Since I use my desktop computer for so much of the work I do in my teaching and writing careers, I’m almost always accessing Twitter via the twitter.com website, which I keep in one of the many tabs I always have going on Chrome. As many problems as I have with Twitter — beyond barring me from advertising on their platform, and then turning around and being a total hypocrite about the same “principles” when it comes to corporations — their old desktop client had an easily-ignorable “Trending” section that I hardly ever saw over the course of my day, since it wouldn’t even appear on my screen unless I had to scroll down for some reason.
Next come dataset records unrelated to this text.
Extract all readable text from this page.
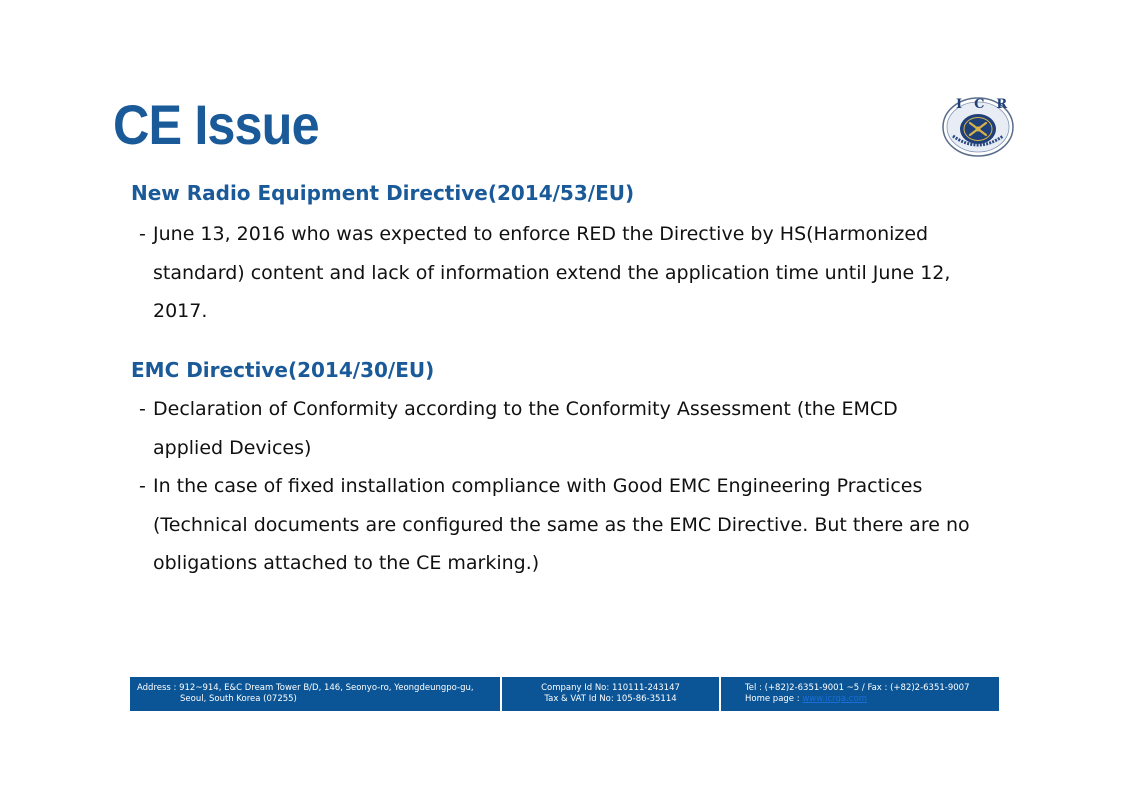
CE Issue	ICR
New Radio Equipment Directive(2014/53/EU)

- June 13, 2016 who was expected to enforce RED the Directive by HS(Harmonized standard) content and lack of information extend the application time until June 12, 2017.

EMC Directive(2014/30/EU)

- Declaration of Conformity according to the Conformity Assessment (the EMCD applied Devices)

- In the case of fixed installation compliance with Good EMC Engineering Practices (Technical documents are configured the same as the EMC Directive. But there are no obligations attached to the CE marking.)

Address : 912~914, E&C Dream Tower B/D, 146, Seonyo-ro, Yeongdeungpo-gu,
Seoul, South Korea (07255)
Company Id No: 110111-243147
Tax & VAT Id No: 105-86-35114
Tel : (+82)2-6351-9001 ~5 / Fax : (+82)2-6351-9007
Home page : www.icrqa.com
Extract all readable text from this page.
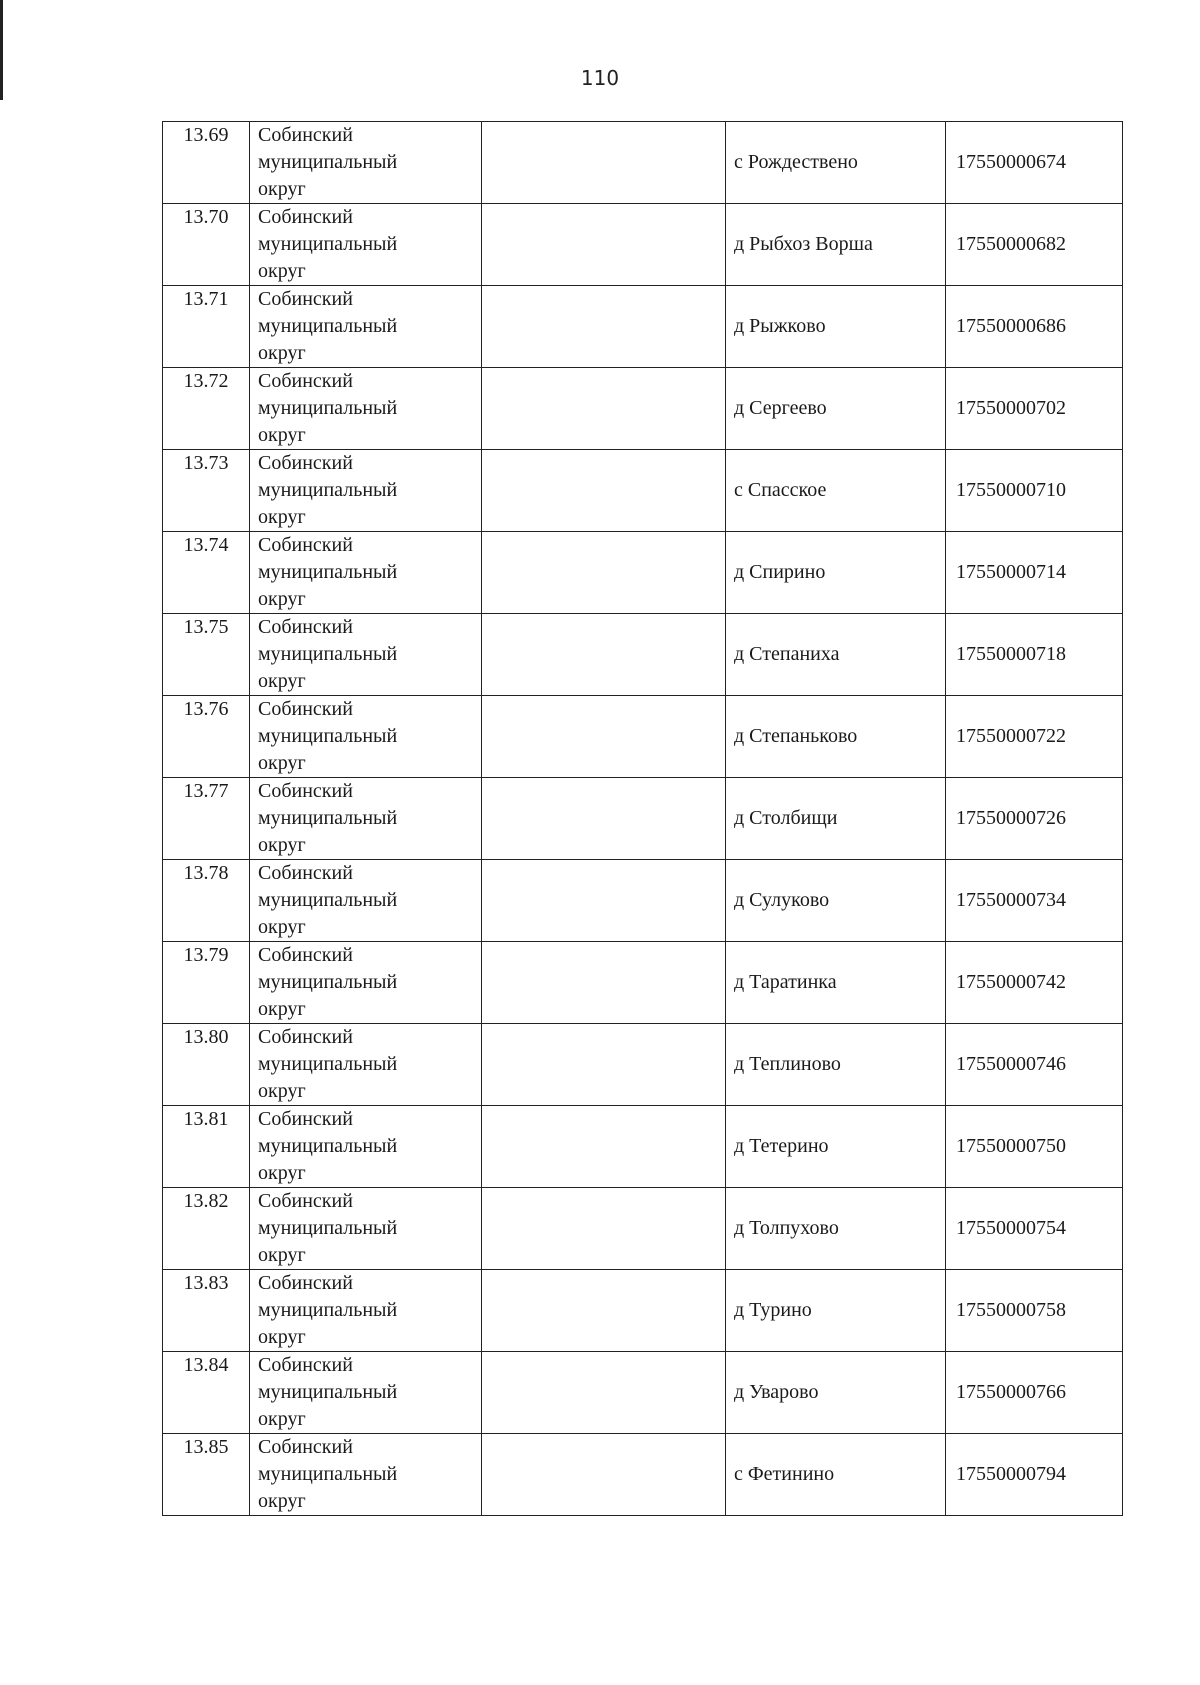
110
13.69	Собинский
муниципальный
округ		с Рождествено	17550000674
13.70	Собинский
муниципальный
округ		д Рыбхоз Ворша	17550000682
13.71	Собинский
муниципальный
округ		д Рыжково	17550000686
13.72	Собинский
муниципальный
округ		д Сергеево	17550000702
13.73	Собинский
муниципальный
округ		с Спасское	17550000710
13.74	Собинский
муниципальный
округ		д Спирино	17550000714
13.75	Собинский
муниципальный
округ		д Степаниха	17550000718
13.76	Собинский
муниципальный
округ		д Степаньково	17550000722
13.77	Собинский
муниципальный
округ		д Столбищи	17550000726
13.78	Собинский
муниципальный
округ		д Сулуково	17550000734
13.79	Собинский
муниципальный
округ		д Таратинка	17550000742
13.80	Собинский
муниципальный
округ		д Теплиново	17550000746
13.81	Собинский
муниципальный
округ		д Тетерино	17550000750
13.82	Собинский
муниципальный
округ		д Толпухово	17550000754
13.83	Собинский
муниципальный
округ		д Турино	17550000758
13.84	Собинский
муниципальный
округ		д Уварово	17550000766
13.85	Собинский
муниципальный
округ		с Фетинино	17550000794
It’s not even that the Trending section is all that horrible, since it does some half-decent customization based on what it knows about you, but when there is mass stupidity spreading across Twitter, that stupidity trends, and it will show up on your client whether you want it to or not.
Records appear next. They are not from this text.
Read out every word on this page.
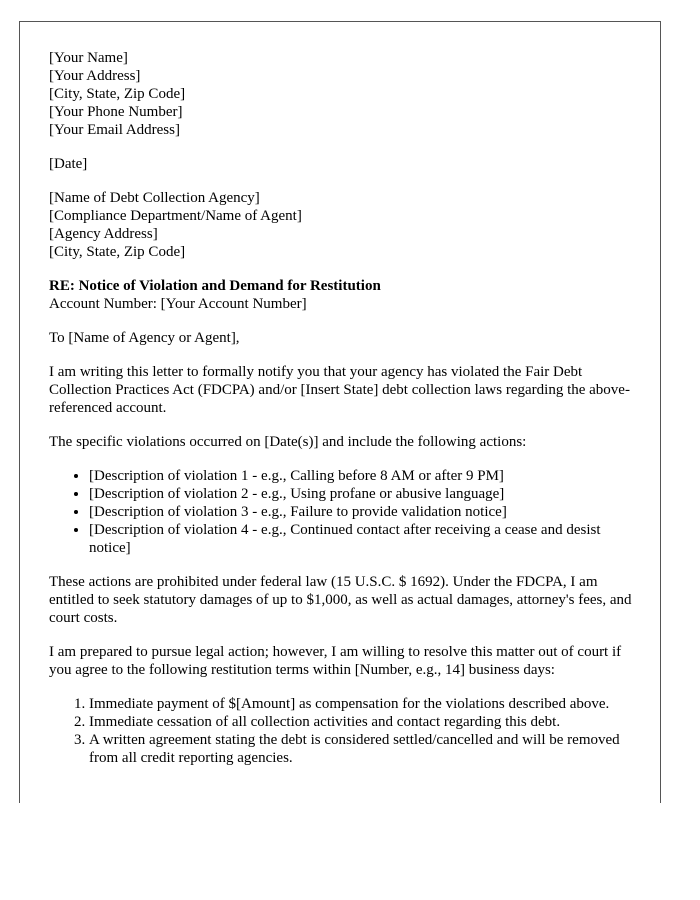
[Your Name]
[Your Address]
[City, State, Zip Code]
[Your Phone Number]
[Your Email Address]
[Date]
[Name of Debt Collection Agency]
[Compliance Department/Name of Agent]
[Agency Address]
[City, State, Zip Code]
RE: Notice of Violation and Demand for Restitution
Account Number: [Your Account Number]

To [Name of Agency or Agent],

I am writing this letter to formally notify you that your agency has violated the Fair Debt Collection Practices Act (FDCPA) and/or [Insert State] debt collection laws regarding the above-referenced account.

The specific violations occurred on [Date(s)] and include the following actions:

• [Description of violation 1 - e.g., Calling before 8 AM or after 9 PM]
• [Description of violation 2 - e.g., Using profane or abusive language]
• [Description of violation 3 - e.g., Failure to provide validation notice]
• [Description of violation 4 - e.g., Continued contact after receiving a cease and desist notice]

These actions are prohibited under federal law (15 U.S.C. $ 1692). Under the FDCPA, I am entitled to seek statutory damages of up to $1,000, as well as actual damages, attorney's fees, and court costs.

I am prepared to pursue legal action; however, I am willing to resolve this matter out of court if you agree to the following restitution terms within [Number, e.g., 14] business days:

1. Immediate payment of $[Amount] as compensation for the violations described above.
2. Immediate cessation of all collection activities and contact regarding this debt.
3. A written agreement stating the debt is considered settled/cancelled and will be removed from all credit reporting agencies.
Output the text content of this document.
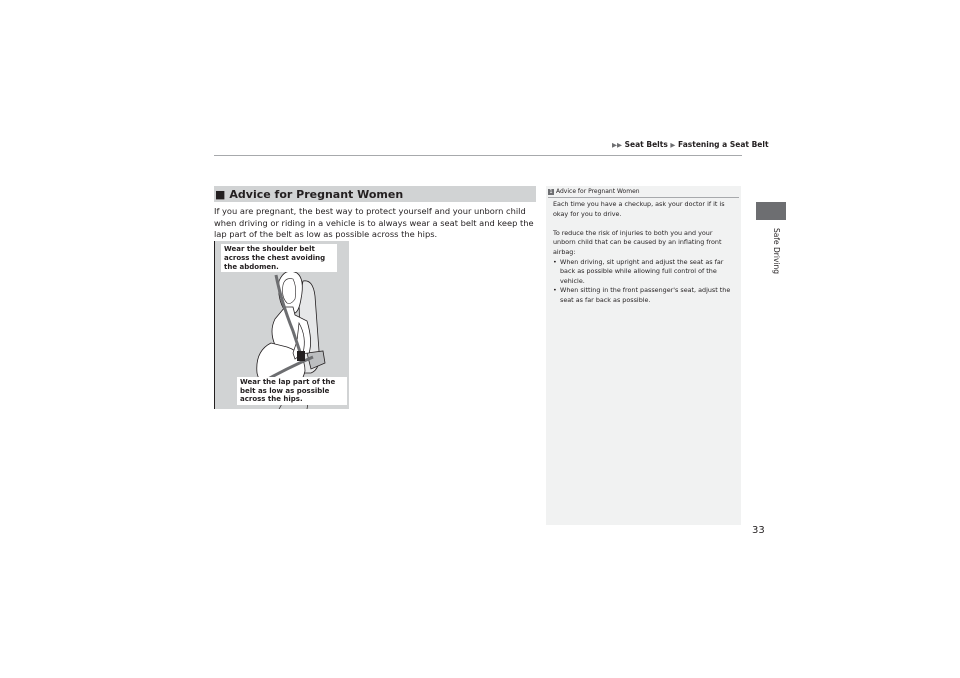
▶▶ Seat Belts ▶ Fastening a Seat Belt
Safe Driving
■ Advice for Pregnant Women
If you are pregnant, the best way to protect yourself and your unborn child when driving or riding in a vehicle is to always wear a seat belt and keep the lap part of the belt as low as possible across the hips.
Wear the shoulder belt across the chest avoiding the abdomen.
Wear the lap part of the belt as low as possible across the hips.
1 Advice for Pregnant Women

Each time you have a checkup, ask your doctor if it is okay for you to drive.

To reduce the risk of injuries to both you and your unborn child that can be caused by an inflating front airbag:

• When driving, sit upright and adjust the seat as far back as possible while allowing full control of the vehicle.
• When sitting in the front passenger's seat, adjust the seat as far back as possible.
33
Last week wound up being a double whammy for me on the Twitter front. First I was forced to migrate to the new layout for the web client (and I really don’t like its user interface, but that’s a topic for another time), and then a few days later, when I first logged onto Twitter, right at the top of “Trends for you” was a hashtag that, even without any context, I immediately deduced was yet another far-out right-wing conspiracy theory, and I was right. (I don’t even like the targets of the conspiracy theory, but I hate harmful bullshit against anyone even more.) Thanks to the fact that this new “Trends for you” section stays static regardless of how you scroll your timeline — the only way I can make it disappear is to resize my Chrome window narrower than it needs to be for some of the other things I use it for on a daily basis — I was pretty much confronted with it for most of the day, a regular reminder of how the far-right has gamed these systems to let them promote their hatred through things like Twitter trends and YouTube “related” videos. (Another problem with footy videos on YouTube is how many of them recommend videos of conservative cretins allegedly “owning” or “schooling” other people, simply because the promoters of those videos have mastered YouTube’s faulty algorithms to get their videos recommended everywhere, like a two-year-old boy whipping his penis out and peeing everywhere just because it gives him the attention he wants.)
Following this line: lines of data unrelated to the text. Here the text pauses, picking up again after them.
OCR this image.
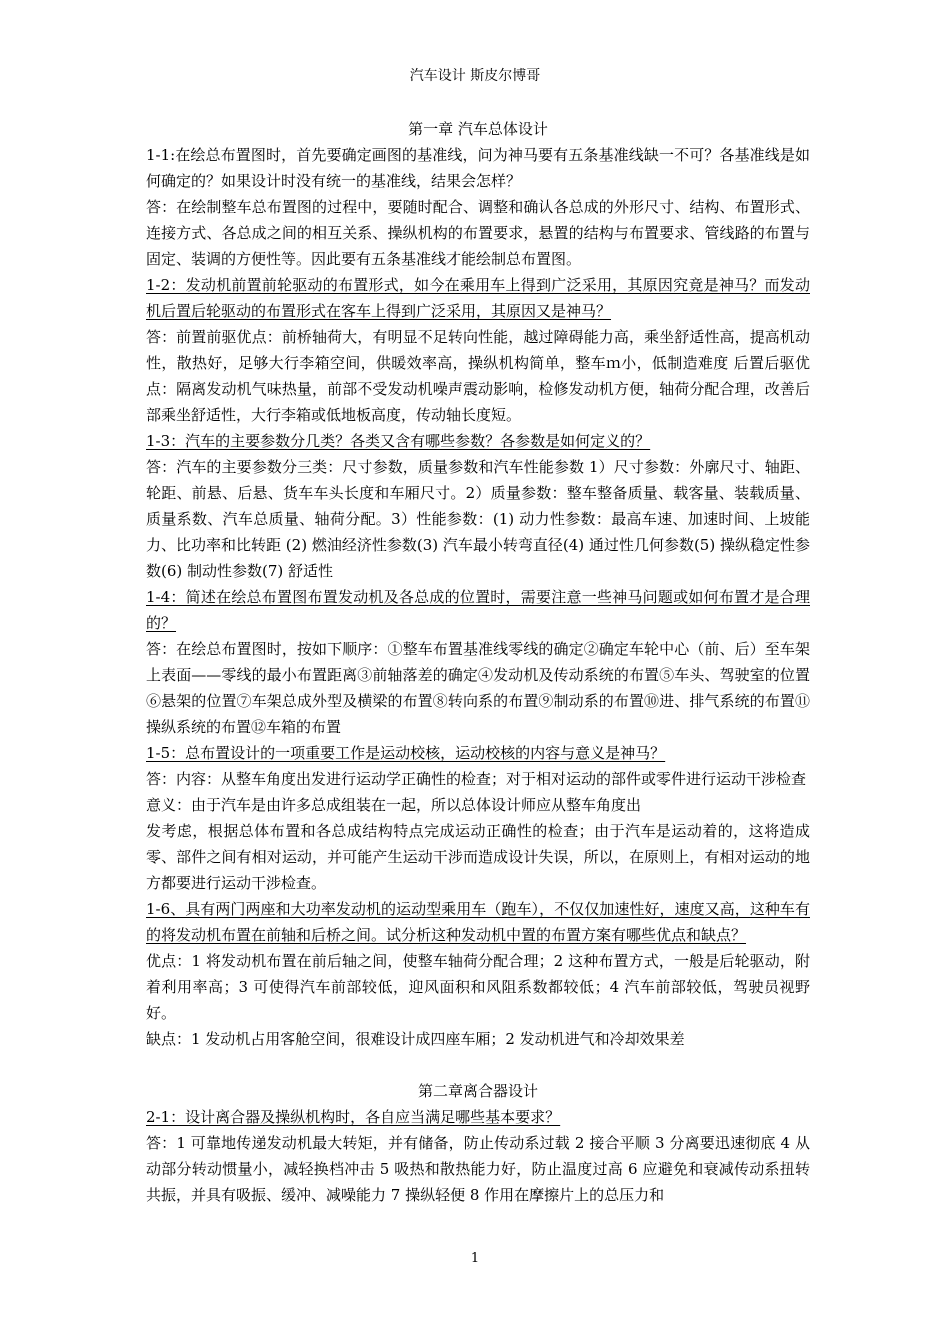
汽车设计 斯皮尔博哥

第一章 汽车总体设计

1-1:在绘总布置图时，首先要确定画图的基准线，问为神马要有五条基准线缺一不可？各基准线是如何确定的？如果设计时没有统一的基准线，结果会怎样？

答：在绘制整车总布置图的过程中，要随时配合、调整和确认各总成的外形尺寸、结构、布置形式、连接方式、各总成之间的相互关系、操纵机构的布置要求，悬置的结构与布置要求、管线路的布置与固定、装调的方便性等。因此要有五条基准线才能绘制总布置图。

1-2：发动机前置前轮驱动的布置形式，如今在乘用车上得到广泛采用，其原因究竟是神马？而发动机后置后轮驱动的布置形式在客车上得到广泛采用，其原因又是神马？

答：前置前驱优点：前桥轴荷大，有明显不足转向性能，越过障碍能力高，乘坐舒适性高，提高机动性，散热好，足够大行李箱空间，供暖效率高，操纵机构简单，整车ｍ小，低制造难度 后置后驱优点：隔离发动机气味热量，前部不受发动机噪声震动影响，检修发动机方便，轴荷分配合理，改善后部乘坐舒适性，大行李箱或低地板高度，传动轴长度短。

1-3：汽车的主要参数分几类？各类又含有哪些参数？各参数是如何定义的？

答：汽车的主要参数分三类：尺寸参数，质量参数和汽车性能参数 1）尺寸参数：外廓尺寸、轴距、轮距、前悬、后悬、货车车头长度和车厢尺寸。2）质量参数：整车整备质量、载客量、装载质量、质量系数、汽车总质量、轴荷分配。3）性能参数：(1) 动力性参数：最高车速、加速时间、上坡能力、比功率和比转距 (2) 燃油经济性参数(3) 汽车最小转弯直径(4) 通过性几何参数(5) 操纵稳定性参数(6) 制动性参数(7) 舒适性

1-4：简述在绘总布置图布置发动机及各总成的位置时，需要注意一些神马问题或如何布置才是合理的？

答：在绘总布置图时，按如下顺序：①整车布置基准线零线的确定②确定车轮中心（前、后）至车架上表面——零线的最小布置距离③前轴落差的确定④发动机及传动系统的布置⑤车头、驾驶室的位置⑥悬架的位置⑦车架总成外型及横梁的布置⑧转向系的布置⑨制动系的布置⑩进、排气系统的布置⑪操纵系统的布置⑫车箱的布置

1-5：总布置设计的一项重要工作是运动校核，运动校核的内容与意义是神马？

答：内容：从整车角度出发进行运动学正确性的检查；对于相对运动的部件或零件进行运动干涉检查

意义：由于汽车是由许多总成组装在一起，所以总体设计师应从整车角度出

发考虑，根据总体布置和各总成结构特点完成运动正确性的检查；由于汽车是运动着的，这将造成零、部件之间有相对运动，并可能产生运动干涉而造成设计失误，所以，在原则上，有相对运动的地方都要进行运动干涉检查。

1-6、具有两门两座和大功率发动机的运动型乘用车（跑车），不仅仅加速性好，速度又高，这种车有的将发动机布置在前轴和后桥之间。试分析这种发动机中置的布置方案有哪些优点和缺点？

优点：1 将发动机布置在前后轴之间，使整车轴荷分配合理；2 这种布置方式，一般是后轮驱动，附着利用率高；3 可使得汽车前部较低，迎风面积和风阻系数都较低；4 汽车前部较低，驾驶员视野好。

缺点：1 发动机占用客舱空间，很难设计成四座车厢；2 发动机进气和冷却效果差

第二章离合器设计

2-1：设计离合器及操纵机构时，各自应当满足哪些基本要求？

答：1 可靠地传递发动机最大转矩，并有储备，防止传动系过载 2 接合平顺 3 分离要迅速彻底 4 从动部分转动惯量小，减轻换档冲击 5 吸热和散热能力好，防止温度过高 6 应避免和衰减传动系扭转共振，并具有吸振、缓冲、减噪能力 7 操纵轻便 8 作用在摩擦片上的总压力和

1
I’ll point you to the work of James Bridle (if you aren’t already familiar with it) for a more in-depth discussion of the problems inherent in reliance on these imperfect algorithms, but as much of a problem as things like Twitter trends and YouTube “related” videos are — and the only people who don’t think these are serious problems are the people making money off them — there need to be better ways for people to ignore what’s in the comments, or what heinous hashtag is being forced down people’s throats, or the dickery of far-right zealots on YouTube. This isn’t an argument for getting rid of comments or recommendations entirely, but just a plea for those of us who want to watch Australian Rules Football videos without having to deal with irrelevant discourse about soccer’s worldwide popularity, or see what our friends are posting on Twitter without constant reminders of the palpable bullshit that right-wingers are foisting on the rest of us, to be able to use the services while ignoring what we neither want nor need to see. Without that, we’re all being force-fed what is “popular,” and just like with soccer, popularity doesn’t mean that those of us who don’t like it should be forced to deal with it.